Après vingt ans de fermeture, l’escalier en trompe-l’oeil de l’Hôtel Châteaurenard, qui a fait l’objet d’une restauration exceptionnelle, sera ouvert au public jusqu’au 9 septembre 2024. Ce décor, chef-d’œuvre de l’art baroque achevé en 1654, était unique en son temps par son ampleur et sa précocité, vingt ans avant l’escalier des Ambassadeurs de Versailles. Il suscita une vive admiration de Louis XIV lorsque celui-ci séjourna en Provence en 1660.
L’hôtel de Châteaurenard est un hôtel particulier d’Aix-en-Provence, situé au cœur du bourg Saint-Sauveur, à l’angle de la rue des Brémondis et de la rue Gaston-de-Saporta, au no 19 de cette dernière. L’hôtel est construit vers 1650 par l’architecte Pierre Pavillon (1612-1670). En 1654, Jean Daret, peintre bruxellois établi à Aix dès 1636, décore la cage d’escalier d’un magnifique trompe-l’œil.
S’ouvrant sur une cour ménagée par l’organisation en équerre du bâtiment, l’escalier d’apparat à balustres de pierre est conçu autour d’une cage carrée, conformément au schéma classique de l’escalier dit d’ostentation ou de vanité initié par François MANSARD pour l’Hôtel de La Vrillière à Paris.

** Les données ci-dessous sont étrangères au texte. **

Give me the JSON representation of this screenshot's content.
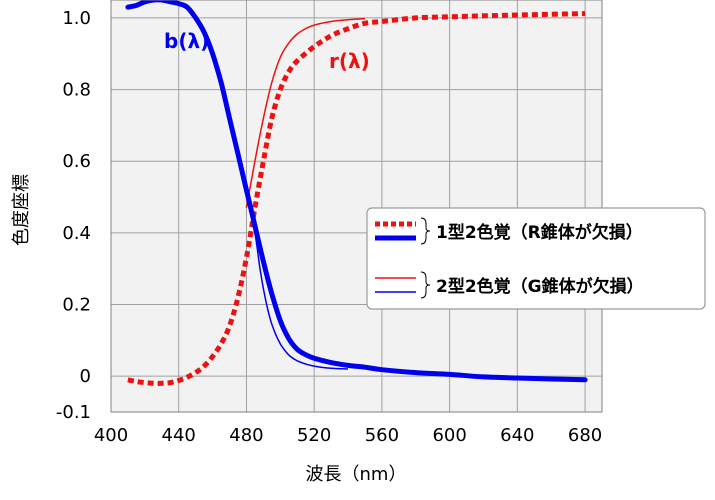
{
  "chart_data": {
    "type": "line",
    "title": "",
    "xlabel": "波長（nm）",
    "ylabel": "色度座標",
    "xlim": [
      400,
      690
    ],
    "ylim": [
      -0.1,
      1.05
    ],
    "grid": true,
    "x_ticks": [
      "400",
      "440",
      "480",
      "520",
      "560",
      "600",
      "640",
      "680"
    ],
    "y_ticks": [
      "1.0",
      "0.8",
      "0.6",
      "0.4",
      "0.2",
      "0",
      "-0.1"
    ],
    "legend_position": "right",
    "legend": [
      {
        "label": "1型2色覚（R錐体が欠損）",
        "style": "thick"
      },
      {
        "label": "2型2色覚（G錐体が欠損）",
        "style": "thin"
      }
    ],
    "annotations": [
      {
        "text": "b(λ)",
        "color": "#0000ee"
      },
      {
        "text": "r(λ)",
        "color": "#ee1111"
      }
    ],
    "colors": {
      "b": "#0000ee",
      "r": "#ee1111",
      "plot_bg": "#f2f2f2",
      "grid": "#a0a0a0"
    },
    "series": [
      {
        "variant": "protan",
        "curve": "b",
        "style": "thick",
        "x": [
          410,
          415,
          420,
          425,
          430,
          435,
          440,
          445,
          450,
          455,
          460,
          465,
          470,
          475,
          480,
          485,
          490,
          495,
          500,
          505,
          510,
          515,
          520,
          530,
          540,
          550,
          560,
          580,
          600,
          620,
          640,
          660,
          680
        ],
        "y": [
          1.03,
          1.035,
          1.045,
          1.05,
          1.05,
          1.045,
          1.04,
          1.03,
          1.0,
          0.96,
          0.9,
          0.82,
          0.72,
          0.62,
          0.52,
          0.42,
          0.32,
          0.23,
          0.155,
          0.105,
          0.075,
          0.06,
          0.05,
          0.038,
          0.03,
          0.025,
          0.018,
          0.01,
          0.005,
          -0.002,
          -0.005,
          -0.008,
          -0.01
        ]
      },
      {
        "variant": "protan",
        "curve": "r",
        "style": "thick",
        "x": [
          410,
          415,
          420,
          425,
          430,
          435,
          440,
          445,
          450,
          455,
          460,
          465,
          470,
          475,
          480,
          485,
          490,
          495,
          500,
          505,
          510,
          520,
          530,
          540,
          550,
          560,
          580,
          600,
          620,
          640,
          660,
          680
        ],
        "y": [
          -0.01,
          -0.015,
          -0.018,
          -0.02,
          -0.02,
          -0.018,
          -0.012,
          -0.003,
          0.01,
          0.028,
          0.055,
          0.09,
          0.14,
          0.22,
          0.33,
          0.47,
          0.6,
          0.72,
          0.8,
          0.85,
          0.88,
          0.92,
          0.95,
          0.97,
          0.985,
          0.99,
          1.0,
          1.003,
          1.006,
          1.008,
          1.01,
          1.012
        ]
      },
      {
        "variant": "deutan",
        "curve": "b",
        "style": "thin",
        "x": [
          480,
          485,
          488,
          491,
          494,
          497,
          500,
          503,
          506,
          510,
          515,
          520,
          530,
          540
        ],
        "y": [
          0.51,
          0.4,
          0.3,
          0.22,
          0.16,
          0.12,
          0.09,
          0.07,
          0.055,
          0.043,
          0.034,
          0.028,
          0.022,
          0.02
        ]
      },
      {
        "variant": "deutan",
        "curve": "r",
        "style": "thin",
        "x": [
          480,
          485,
          490,
          495,
          500,
          505,
          510,
          515,
          520,
          530,
          540,
          550
        ],
        "y": [
          0.47,
          0.6,
          0.72,
          0.82,
          0.89,
          0.93,
          0.955,
          0.97,
          0.98,
          0.99,
          0.995,
          0.998
        ]
      }
    ]
  }
}
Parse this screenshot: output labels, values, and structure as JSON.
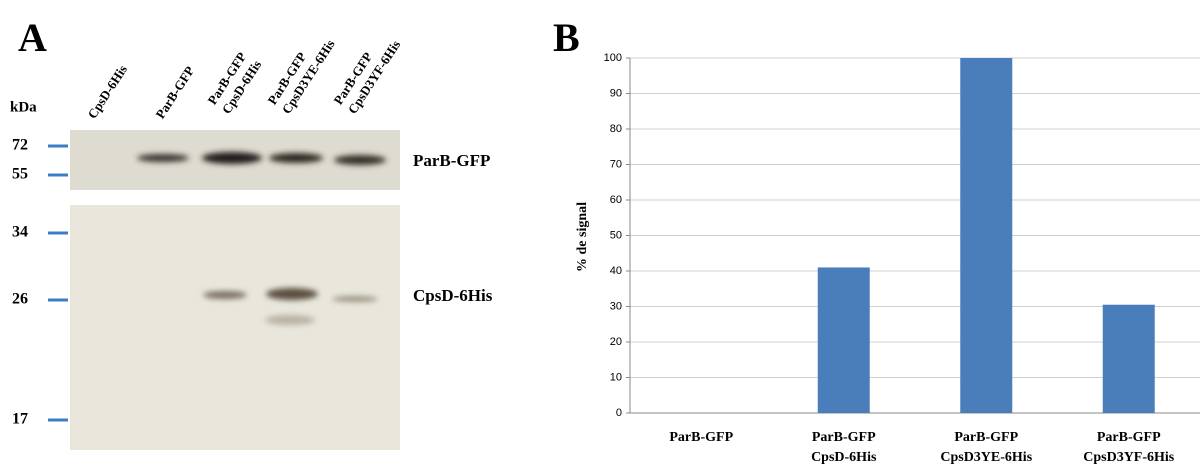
{
  "panel_a": {
    "letter": "A",
    "unit": "kDa",
    "lanes": [
      [
        "CpsD-6His"
      ],
      [
        "ParB-GFP"
      ],
      [
        "ParB-GFP",
        "CpsD-6His"
      ],
      [
        "ParB-GFP",
        "CpsD3YE-6His"
      ],
      [
        "ParB-GFP",
        "CpsD3YF-6His"
      ]
    ],
    "markers": [
      "72",
      "55",
      "34",
      "26",
      "17"
    ],
    "band_labels": [
      "ParB-GFP",
      "CpsD-6His"
    ]
  },
  "chart_data": {
    "type": "bar",
    "letter": "B",
    "y_label": "% de signal",
    "categories": [
      [
        "ParB-GFP"
      ],
      [
        "ParB-GFP",
        "CpsD-6His"
      ],
      [
        "ParB-GFP",
        "CpsD3YE-6His"
      ],
      [
        "ParB-GFP",
        "CpsD3YF-6His"
      ]
    ],
    "values": [
      0,
      41,
      100,
      30.5
    ],
    "color": "#4a7ebb",
    "ylim": [
      0,
      100
    ],
    "yticks": [
      0,
      10,
      20,
      30,
      40,
      50,
      60,
      70,
      80,
      90,
      100
    ],
    "grid": true
  }
}
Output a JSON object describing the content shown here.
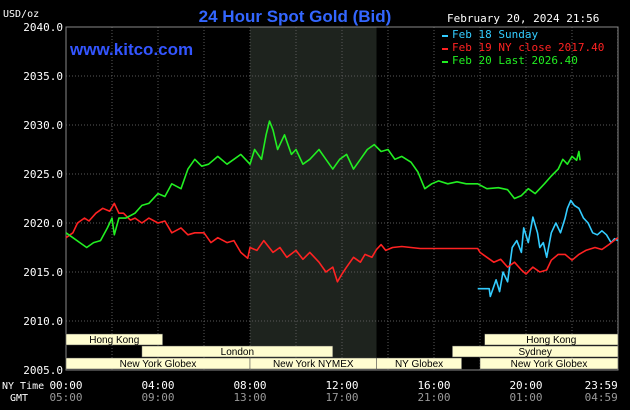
{
  "title": "24 Hour Spot Gold (Bid)",
  "site": "www.kitco.com",
  "unit_label": "USD/oz",
  "date_stamp": "February 20, 2024 21:56",
  "legend": [
    {
      "text": "Feb 18 Sunday",
      "color": "#33ccff"
    },
    {
      "text": "Feb 19 NY close 2017.40",
      "color": "#ff2222"
    },
    {
      "text": "Feb 20 Last 2026.40",
      "color": "#22ee22"
    }
  ],
  "time_row_labels": {
    "ny": "NY Time",
    "gmt": "GMT"
  },
  "x_ticks_ny": [
    "00:00",
    "04:00",
    "08:00",
    "12:00",
    "16:00",
    "20:00",
    "23:59"
  ],
  "x_ticks_gmt": [
    "05:00",
    "09:00",
    "13:00",
    "17:00",
    "21:00",
    "01:00",
    "04:59"
  ],
  "sessions": [
    {
      "label": "Hong Kong",
      "start_hour": 0,
      "end_hour": 4.2,
      "row": 0
    },
    {
      "label": "Hong Kong",
      "start_hour": 18.2,
      "end_hour": 24,
      "row": 0
    },
    {
      "label": "London",
      "start_hour": 3.3,
      "end_hour": 11.6,
      "row": 1
    },
    {
      "label": "Sydney",
      "start_hour": 16.8,
      "end_hour": 24,
      "row": 1
    },
    {
      "label": "New York Globex",
      "start_hour": 0,
      "end_hour": 8,
      "row": 2
    },
    {
      "label": "New York NYMEX",
      "start_hour": 8,
      "end_hour": 13.5,
      "row": 2
    },
    {
      "label": "NY Globex",
      "start_hour": 13.5,
      "end_hour": 17.2,
      "row": 2
    },
    {
      "label": "New York Globex",
      "start_hour": 18,
      "end_hour": 24,
      "row": 2
    }
  ],
  "colors": {
    "background": "#000000",
    "plot_bg": "#000000",
    "nymex_shade": "#1e231e",
    "grid": "#5a5a5a",
    "axis_text": "#ffffff",
    "title": "#3366ff",
    "site": "#3355ff",
    "session_fill": "#fffdd0",
    "session_text": "#000000"
  },
  "chart_data": {
    "type": "line",
    "title": "24 Hour Spot Gold (Bid)",
    "xlabel": "",
    "ylabel": "USD/oz",
    "x_unit": "NY time hours",
    "xlim": [
      0,
      24
    ],
    "ylim": [
      2005,
      2040
    ],
    "y_ticks": [
      2005.0,
      2010.0,
      2015.0,
      2020.0,
      2025.0,
      2030.0,
      2035.0,
      2040.0
    ],
    "grid": true,
    "legend_position": "top-right",
    "series": [
      {
        "name": "Feb 18 Sunday",
        "color": "#33ccff",
        "points": [
          [
            17.9,
            2013.3
          ],
          [
            18.4,
            2013.3
          ],
          [
            18.45,
            2012.5
          ],
          [
            18.7,
            2014.2
          ],
          [
            18.85,
            2013.0
          ],
          [
            19.0,
            2015.0
          ],
          [
            19.2,
            2014.0
          ],
          [
            19.4,
            2017.5
          ],
          [
            19.6,
            2018.2
          ],
          [
            19.8,
            2017.0
          ],
          [
            19.9,
            2019.5
          ],
          [
            20.1,
            2018.0
          ],
          [
            20.3,
            2020.6
          ],
          [
            20.5,
            2019.0
          ],
          [
            20.6,
            2017.5
          ],
          [
            20.75,
            2018.0
          ],
          [
            20.9,
            2016.5
          ],
          [
            21.1,
            2019.0
          ],
          [
            21.3,
            2020.0
          ],
          [
            21.5,
            2019.0
          ],
          [
            21.7,
            2020.5
          ],
          [
            21.8,
            2021.5
          ],
          [
            21.95,
            2022.3
          ],
          [
            22.1,
            2021.8
          ],
          [
            22.3,
            2021.5
          ],
          [
            22.5,
            2020.5
          ],
          [
            22.7,
            2020.0
          ],
          [
            22.9,
            2019.0
          ],
          [
            23.1,
            2018.8
          ],
          [
            23.3,
            2019.2
          ],
          [
            23.5,
            2018.8
          ],
          [
            23.7,
            2018.0
          ],
          [
            23.85,
            2018.4
          ],
          [
            23.99,
            2018.2
          ]
        ]
      },
      {
        "name": "Feb 19 NY close 2017.40",
        "color": "#ff2222",
        "points": [
          [
            0.0,
            2018.5
          ],
          [
            0.3,
            2019.0
          ],
          [
            0.5,
            2020.0
          ],
          [
            0.8,
            2020.5
          ],
          [
            1.0,
            2020.2
          ],
          [
            1.3,
            2021.0
          ],
          [
            1.6,
            2021.5
          ],
          [
            1.9,
            2021.2
          ],
          [
            2.1,
            2022.0
          ],
          [
            2.3,
            2021.0
          ],
          [
            2.5,
            2021.0
          ],
          [
            2.8,
            2020.3
          ],
          [
            3.0,
            2020.5
          ],
          [
            3.3,
            2020.0
          ],
          [
            3.6,
            2020.5
          ],
          [
            4.0,
            2020.0
          ],
          [
            4.3,
            2020.2
          ],
          [
            4.6,
            2019.0
          ],
          [
            5.0,
            2019.5
          ],
          [
            5.3,
            2018.8
          ],
          [
            5.6,
            2019.0
          ],
          [
            6.0,
            2019.0
          ],
          [
            6.3,
            2018.0
          ],
          [
            6.6,
            2018.5
          ],
          [
            7.0,
            2018.0
          ],
          [
            7.3,
            2018.2
          ],
          [
            7.6,
            2017.0
          ],
          [
            7.9,
            2016.4
          ],
          [
            8.0,
            2017.5
          ],
          [
            8.3,
            2017.2
          ],
          [
            8.6,
            2018.2
          ],
          [
            9.0,
            2017.0
          ],
          [
            9.3,
            2017.5
          ],
          [
            9.6,
            2016.5
          ],
          [
            10.0,
            2017.2
          ],
          [
            10.3,
            2016.3
          ],
          [
            10.6,
            2017.0
          ],
          [
            11.0,
            2016.0
          ],
          [
            11.3,
            2015.0
          ],
          [
            11.6,
            2015.5
          ],
          [
            11.8,
            2014.0
          ],
          [
            12.0,
            2014.8
          ],
          [
            12.2,
            2015.5
          ],
          [
            12.5,
            2016.5
          ],
          [
            12.8,
            2016.0
          ],
          [
            13.0,
            2016.8
          ],
          [
            13.3,
            2016.5
          ],
          [
            13.5,
            2017.3
          ],
          [
            13.7,
            2017.8
          ],
          [
            13.9,
            2017.2
          ],
          [
            14.2,
            2017.5
          ],
          [
            14.6,
            2017.6
          ],
          [
            15.0,
            2017.5
          ],
          [
            15.4,
            2017.4
          ],
          [
            16.0,
            2017.4
          ],
          [
            16.6,
            2017.4
          ],
          [
            17.0,
            2017.4
          ],
          [
            17.4,
            2017.4
          ],
          [
            17.9,
            2017.4
          ],
          [
            18.0,
            2017.0
          ],
          [
            18.3,
            2016.5
          ],
          [
            18.6,
            2016.0
          ],
          [
            18.9,
            2016.3
          ],
          [
            19.2,
            2015.5
          ],
          [
            19.5,
            2016.0
          ],
          [
            19.8,
            2015.2
          ],
          [
            20.0,
            2014.8
          ],
          [
            20.3,
            2015.5
          ],
          [
            20.6,
            2015.0
          ],
          [
            20.9,
            2015.2
          ],
          [
            21.1,
            2016.2
          ],
          [
            21.4,
            2016.8
          ],
          [
            21.7,
            2016.8
          ],
          [
            22.0,
            2016.2
          ],
          [
            22.3,
            2016.8
          ],
          [
            22.6,
            2017.2
          ],
          [
            23.0,
            2017.5
          ],
          [
            23.3,
            2017.3
          ],
          [
            23.6,
            2017.8
          ],
          [
            23.99,
            2018.5
          ]
        ]
      },
      {
        "name": "Feb 20 Last 2026.40",
        "color": "#22ee22",
        "points": [
          [
            0.0,
            2019.0
          ],
          [
            0.3,
            2018.5
          ],
          [
            0.6,
            2018.0
          ],
          [
            0.9,
            2017.5
          ],
          [
            1.2,
            2018.0
          ],
          [
            1.5,
            2018.2
          ],
          [
            1.8,
            2019.5
          ],
          [
            2.0,
            2020.5
          ],
          [
            2.1,
            2018.8
          ],
          [
            2.3,
            2020.5
          ],
          [
            2.6,
            2020.5
          ],
          [
            3.0,
            2021.0
          ],
          [
            3.3,
            2021.8
          ],
          [
            3.6,
            2022.0
          ],
          [
            4.0,
            2023.0
          ],
          [
            4.3,
            2022.7
          ],
          [
            4.6,
            2024.0
          ],
          [
            5.0,
            2023.5
          ],
          [
            5.3,
            2025.5
          ],
          [
            5.6,
            2026.5
          ],
          [
            5.9,
            2025.8
          ],
          [
            6.2,
            2026.0
          ],
          [
            6.6,
            2026.8
          ],
          [
            7.0,
            2026.0
          ],
          [
            7.3,
            2026.5
          ],
          [
            7.6,
            2027.0
          ],
          [
            8.0,
            2026.0
          ],
          [
            8.2,
            2027.5
          ],
          [
            8.5,
            2026.5
          ],
          [
            8.7,
            2029.0
          ],
          [
            8.85,
            2030.4
          ],
          [
            9.0,
            2029.5
          ],
          [
            9.2,
            2027.5
          ],
          [
            9.5,
            2029.0
          ],
          [
            9.8,
            2027.0
          ],
          [
            10.0,
            2027.5
          ],
          [
            10.3,
            2026.0
          ],
          [
            10.6,
            2026.5
          ],
          [
            11.0,
            2027.5
          ],
          [
            11.3,
            2026.5
          ],
          [
            11.6,
            2025.5
          ],
          [
            11.9,
            2026.5
          ],
          [
            12.2,
            2027.0
          ],
          [
            12.5,
            2025.5
          ],
          [
            12.8,
            2026.5
          ],
          [
            13.1,
            2027.5
          ],
          [
            13.4,
            2028.0
          ],
          [
            13.7,
            2027.3
          ],
          [
            14.0,
            2027.5
          ],
          [
            14.3,
            2026.5
          ],
          [
            14.6,
            2026.8
          ],
          [
            15.0,
            2026.2
          ],
          [
            15.3,
            2025.2
          ],
          [
            15.6,
            2023.5
          ],
          [
            15.9,
            2024.0
          ],
          [
            16.2,
            2024.3
          ],
          [
            16.6,
            2024.0
          ],
          [
            17.0,
            2024.2
          ],
          [
            17.4,
            2024.0
          ],
          [
            17.9,
            2024.0
          ],
          [
            18.3,
            2023.5
          ],
          [
            18.8,
            2023.6
          ],
          [
            19.2,
            2023.4
          ],
          [
            19.5,
            2022.5
          ],
          [
            19.8,
            2022.8
          ],
          [
            20.1,
            2023.5
          ],
          [
            20.4,
            2023.0
          ],
          [
            20.8,
            2024.0
          ],
          [
            21.1,
            2024.8
          ],
          [
            21.4,
            2025.5
          ],
          [
            21.6,
            2026.5
          ],
          [
            21.8,
            2026.0
          ],
          [
            22.0,
            2026.8
          ],
          [
            22.2,
            2026.4
          ],
          [
            22.3,
            2027.3
          ],
          [
            22.35,
            2026.4
          ]
        ]
      }
    ]
  }
}
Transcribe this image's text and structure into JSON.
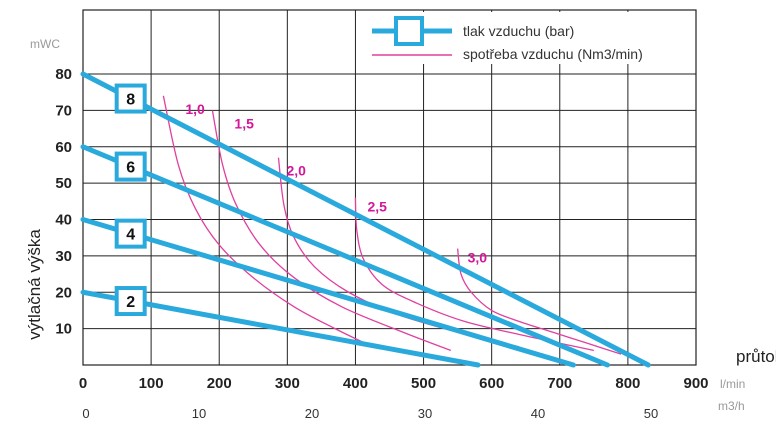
{
  "chart_data": {
    "type": "line",
    "title": "",
    "ylabel": "výtlačná výška",
    "yunit": "mWC",
    "xlabel": "průtok",
    "xunit": "l/min",
    "x2unit": "m3/h",
    "xlim": [
      0,
      900
    ],
    "ylim": [
      0,
      80
    ],
    "x2lim": [
      0,
      54
    ],
    "yticks": [
      10,
      20,
      30,
      40,
      50,
      60,
      70,
      80
    ],
    "xticks": [
      0,
      100,
      200,
      300,
      400,
      500,
      600,
      700,
      800,
      900
    ],
    "x2ticks": [
      0,
      10,
      20,
      30,
      40,
      50
    ],
    "grid": true,
    "legend": {
      "position": "top-right",
      "pressure_label": "tlak vzduchu (bar)",
      "consumption_label": "spotřeba vzduchu (Nm3/min)"
    },
    "pressure_series": [
      {
        "name": "2",
        "x": [
          0,
          580
        ],
        "y": [
          20,
          0
        ]
      },
      {
        "name": "4",
        "x": [
          0,
          720
        ],
        "y": [
          40,
          0
        ]
      },
      {
        "name": "6",
        "x": [
          0,
          770
        ],
        "y": [
          60,
          0
        ]
      },
      {
        "name": "8",
        "x": [
          0,
          830
        ],
        "y": [
          80,
          0
        ]
      }
    ],
    "consumption_series": [
      {
        "name": "1,0",
        "x": [
          118,
          140,
          165,
          200,
          250,
          310,
          370,
          425
        ],
        "y": [
          74,
          55,
          43,
          33,
          24,
          16,
          10,
          5
        ]
      },
      {
        "name": "1,5",
        "x": [
          190,
          205,
          225,
          260,
          310,
          380,
          470,
          540
        ],
        "y": [
          70,
          55,
          44,
          33,
          24,
          16,
          9,
          4
        ]
      },
      {
        "name": "2,0",
        "x": [
          287,
          295,
          310,
          340,
          390,
          460,
          550,
          640
        ],
        "y": [
          57,
          44,
          35,
          27,
          20,
          14,
          9,
          5
        ]
      },
      {
        "name": "2,5",
        "x": [
          400,
          402,
          412,
          440,
          490,
          560,
          650,
          750
        ],
        "y": [
          46,
          37,
          29,
          22,
          17,
          12,
          8,
          4
        ]
      },
      {
        "name": "3,0",
        "x": [
          550,
          555,
          570,
          600,
          640,
          690,
          740,
          790
        ],
        "y": [
          32,
          25,
          20,
          15,
          12,
          9,
          6,
          3
        ]
      }
    ]
  },
  "colors": {
    "pressure": "#2aa9dc",
    "consumption": "#e0409e",
    "consumption_label": "#d4169a",
    "grid": "#222222"
  },
  "legend_icon": "square-marker-on-line"
}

A Aix, on innove. Au volume créé par l’architecte s’ajoute, en le dilatant, un nouvel espace d’illusion créé par le peintre. Suivant l’exemple du trompe-l’œil imaginé à Bologne, il peint selon un double focus des perspectives volumétriques et architecturales.
L’escalier est éclairé au Sud par quatre fenêtres sur deux niveaux donnant sur la cour intérieure. Les trois autres côtés et le plafond sont entièrement recouverts par le trompe l’œil de DARET.
Répondant à la balustrade conçue par l’architecte à gauche de l’escalier, une balustrade feinte accompagne les marches sur le mur de droite jusqu’au premier étage ; au départ de l’escalier, le peintre a représenté dans une niche une statue d’empereur romain en marbre blanc de Carrare.
A côté, inattendu dans ce décor italianisant… un laquais écarte d’une fenêtre un rideau pourpre.
Le mur suivant est occupé par une extraordinaire perspective fuyant vers le bas et intégrant une niche avec une statue d’Hercule. Au premier plan, une imposante colonnade dorique donne une vision de péristyle et de voûtes de palais antique ouvrant sur un parterre végétal, offrant à l’habitant un jardin de rêve, à défaut d’un vrai jardin que la trop forte densité architecturale de la vieille ville médiévale ne permettait pas de réaliser… La peinture du troisième mur présente une fenêtre au rideau rouge baissé et une niche avec la statue du roi Salomon.
Dans les voussures, des grisailles représentent les bustes de Pallas, Mercure, Apollon et Louis XIV, se détachant dans des œils-de-bœuf qui laissent entrevoir une portion de ciel bleu.
Ces bustes sont flanqués de figures allégoriques des arts libéraux : la Grammaire, la Rhétorique, la Géométrie, l’Arithmétique, la Musique, l’Astrologie, la Logique, la Peinture et la sculpture, entourées de putti évoluant parmi les guirlandes d’acanthes fleuries et les coquilles. Certaines des figures enjambent hardiment la corniche.
L’allégorie de la peinture est occupée à peindre le blason du maître de maison, AYMAR d’ALBI, Baron de Châteaurenard. Aux attributs de la Logique, le peintre a ajouté un cadenas à cercles qu’un génie ouvre avec une clef, dont les lettres reproduisent le nom de DAYMAR chevauchant celui de DARET.
A l’angle, diagonalement opposée, l’Arithmétique montre du doigt sur un tableau la date de l’ouvrage : 1654.
Recherchant la prouesse technique, le peintre scénographe n’hésite pas, pour le plafond, à réaliser sur une toile la vue audacieuse d’une fausse balustrade soutenue par des consoles à décor d’acanthes et, aux quatre coins, par de jeunes atlantes. Au centre une percée céleste dilate l’espace où triomphe la Vertu sous les traits de Pallas ; sur le phylactère qui flotte, on peut lire : « Virtus Immortalis ».